The hostility to Islamist symbols – the hijab in the forefront – was palpable.
There were persistent reports of restaurants refusing entry to women wearing the hijab, or of swimming pools refusing entry to women wearing the burkini, the supposedly Sharia-compliant swimsuit.
Today there is a palpable decline that is difficult to quantify due to a lack of objective surveys.

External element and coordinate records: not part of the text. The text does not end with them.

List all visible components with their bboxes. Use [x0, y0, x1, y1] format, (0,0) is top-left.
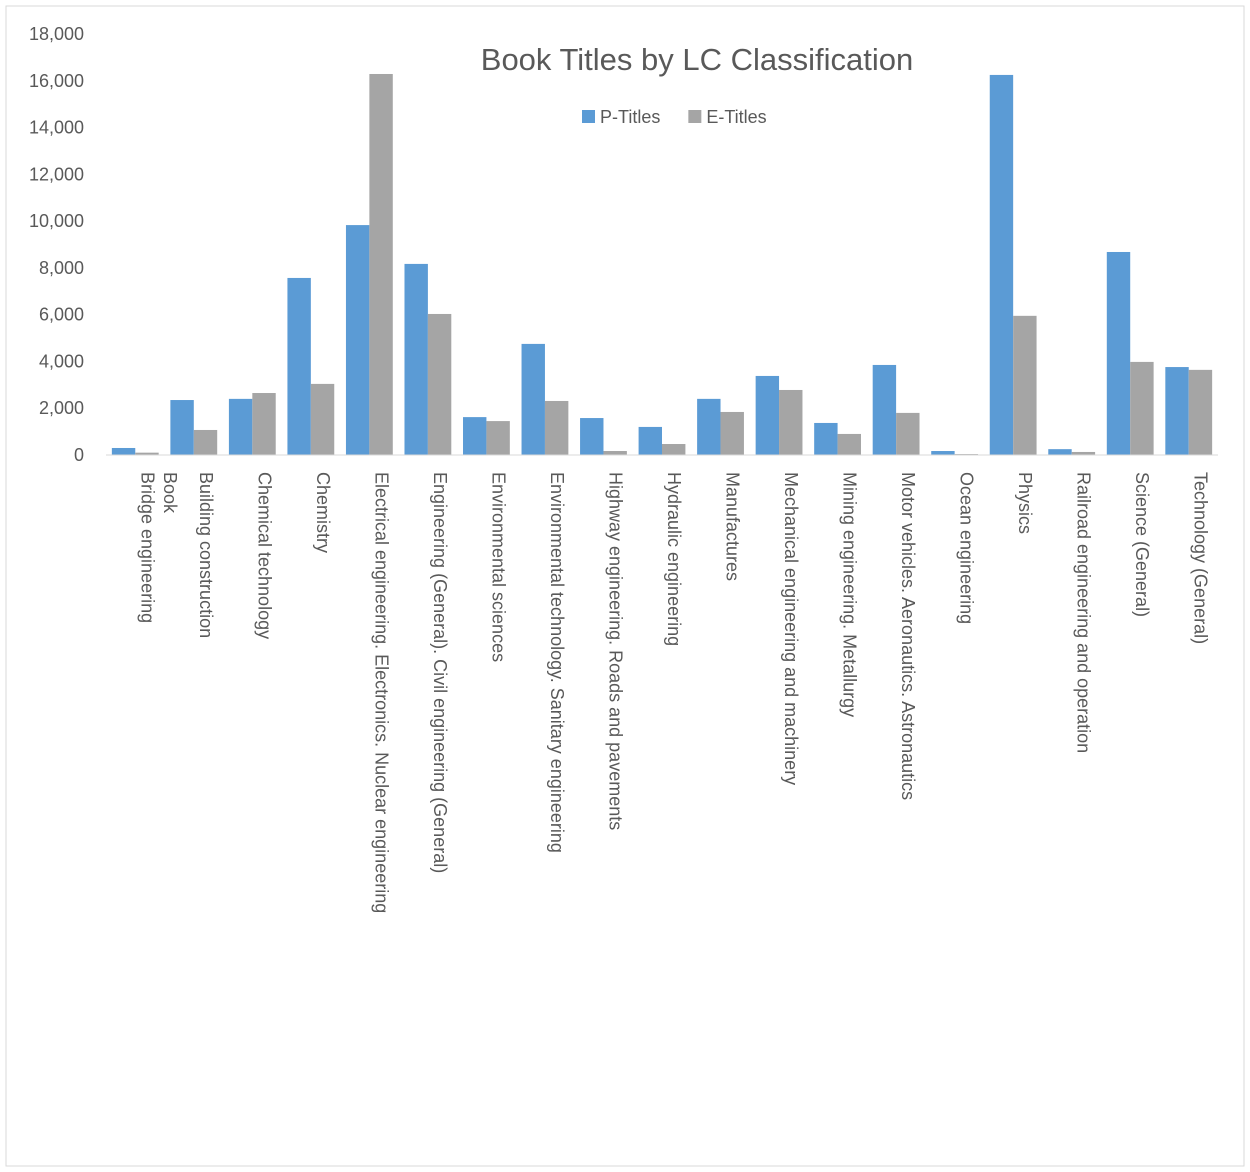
y-tick-label: 6,000	[39, 305, 84, 325]
bar	[310, 383, 335, 455]
bar	[193, 429, 218, 455]
bar	[111, 447, 136, 455]
legend-label: P-Titles	[600, 107, 660, 127]
y-tick-label: 4,000	[39, 351, 84, 371]
x-tick-label: Ocean engineering	[957, 472, 977, 624]
x-tick-label: Electrical engineering. Electronics. Nuc…	[371, 472, 391, 913]
bar	[345, 225, 370, 455]
bar	[931, 451, 955, 455]
bar	[252, 393, 276, 455]
bar	[1013, 315, 1037, 455]
bar	[989, 74, 1014, 456]
legend-label: E-Titles	[706, 107, 766, 127]
y-tick-label: 8,000	[39, 258, 84, 278]
y-tick-label: 10,000	[29, 211, 84, 231]
x-tick-label: Mechanical engineering and machinery	[781, 472, 801, 785]
bar	[1106, 251, 1131, 455]
bar	[369, 73, 393, 456]
bar	[603, 451, 627, 455]
x-tick-label: Highway engineering. Roads and pavements	[605, 472, 625, 830]
y-tick-label: 16,000	[29, 71, 84, 91]
y-tick-label: 12,000	[29, 164, 84, 184]
bar	[755, 375, 780, 455]
bar	[1130, 361, 1154, 455]
x-tick-label: Chemistry	[313, 472, 333, 553]
y-tick-label: 14,000	[29, 118, 84, 138]
chart-frame	[5, 5, 1245, 1167]
bar	[287, 277, 311, 455]
bar	[521, 343, 545, 455]
bar	[1071, 451, 1096, 455]
chart-title: Book Titles by LC Classification	[481, 42, 913, 77]
bar	[544, 400, 569, 455]
bar	[486, 421, 510, 455]
y-tick-label: 2,000	[39, 398, 84, 418]
bar	[1165, 367, 1189, 455]
x-tick-label: Manufactures	[723, 472, 743, 581]
bar	[427, 313, 452, 455]
bar	[814, 422, 838, 455]
bar	[896, 412, 920, 455]
x-tick-label: Mining engineering. Metallurgy	[840, 472, 860, 717]
legend-swatch	[688, 110, 702, 123]
y-tick-label: 0	[74, 445, 84, 465]
x-tick-label: Hydraulic engineering	[664, 472, 684, 646]
x-tick-label: Engineering (General). Civil engineering…	[430, 472, 450, 873]
x-tick-label: Bridge engineering Book	[137, 472, 180, 623]
x-tick-label: Science (General)	[1132, 472, 1152, 617]
bar	[638, 426, 662, 455]
x-tick-label: Environmental sciences	[488, 472, 508, 662]
x-tick-label: Environmental technology. Sanitary engin…	[547, 472, 567, 853]
bar	[580, 418, 604, 455]
x-tick-label: Motor vehicles. Aeronautics. Astronautic…	[898, 472, 918, 800]
bar	[779, 389, 803, 455]
bar	[170, 400, 194, 455]
bar	[135, 452, 159, 455]
bar	[1188, 369, 1213, 455]
x-tick-label: Railroad engineering and operation	[1074, 472, 1094, 753]
x-tick-label: Technology (General)	[1191, 472, 1211, 644]
bar	[463, 417, 487, 455]
bar	[697, 398, 721, 455]
bar	[1048, 449, 1072, 455]
x-tick-label: Building construction	[196, 472, 216, 638]
bar	[720, 411, 744, 455]
bar	[404, 263, 428, 455]
x-tick-label: Chemical technology	[254, 472, 274, 639]
bar	[837, 433, 861, 455]
x-tick-label: Physics	[1015, 472, 1035, 534]
bar	[872, 364, 897, 455]
legend-swatch	[582, 110, 595, 123]
bar	[662, 444, 686, 455]
y-tick-label: 18,000	[29, 24, 84, 44]
bar	[228, 398, 253, 455]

The evidence is largely anecdotal.
Yet the hijab remains one of the country’s most contentious issues – a cultural and political fault line no different from that surrounding abortion in the United States, with cultural and political disputes erupting across the country. regular intervals on the matter.
More recently, in Egypt, the reactions to the stabbing death of a young university student in broad daylight by her suitor after she refused to marry him were as shocking as the crime itself.
For everyone, the crime was heinous and duly condemned. But as soon as it emerged that the victim had been exposed, reactions began to diversify.
A famous TV preacher has urged women to cover their bodies properly to avoid a similar fate. He actually said, “Cover your face with a basket.”
And when her university sought to honor her, it produced a poster of her with her apparently doctored photo, making it look like she was wearing the hijab.
Both reactions sparked a barrage of angry reactions from secularized sectors of society.
The young man was sentenced to death by hanging. But a campaign sprang into action to defend the convicted murderer.
No one knows for sure who is behind it all, but many wealthy Islamist suspects in exile have hired the country’s highest-paid lawyer to defend the culprit in the appeals process.
An intervention by al-Azhar – Egypt’s highest religious institution – to calm tensions ironically poured more oil on the fire.
The Grand Imam of al-Azhar, Sheikh Ahmed al-Tayeb, said that not wearing the hijab does not make a woman a renegade, but merely a woman who has disobeyed God.
The declaration which aimed to appease secular sectors of society further enraged the rights of women and other secular groups.
Once again, social media was filled with impassioned pleas for the hijab as an inalienable part of the faith and equally vocal condemnations of the cloth.
Although support for the hijab seems to be declining in the region, especially among young people, the perception that it is inseparable from Muslim identity has become largely entrenched.
So much so that whenever a government – especially in Europe – introduces restrictions on its wearing in public institutions, it is usually denounced as a war against Islam itself.
Mere criticism of the hijab in Western democracies has also become almost synonymous with “Islamophobia” or attacks on minority rights.
But in Muslim-majority societies, it is still seen as part of a legitimate campaign for the liberation of women from a stifling tradition.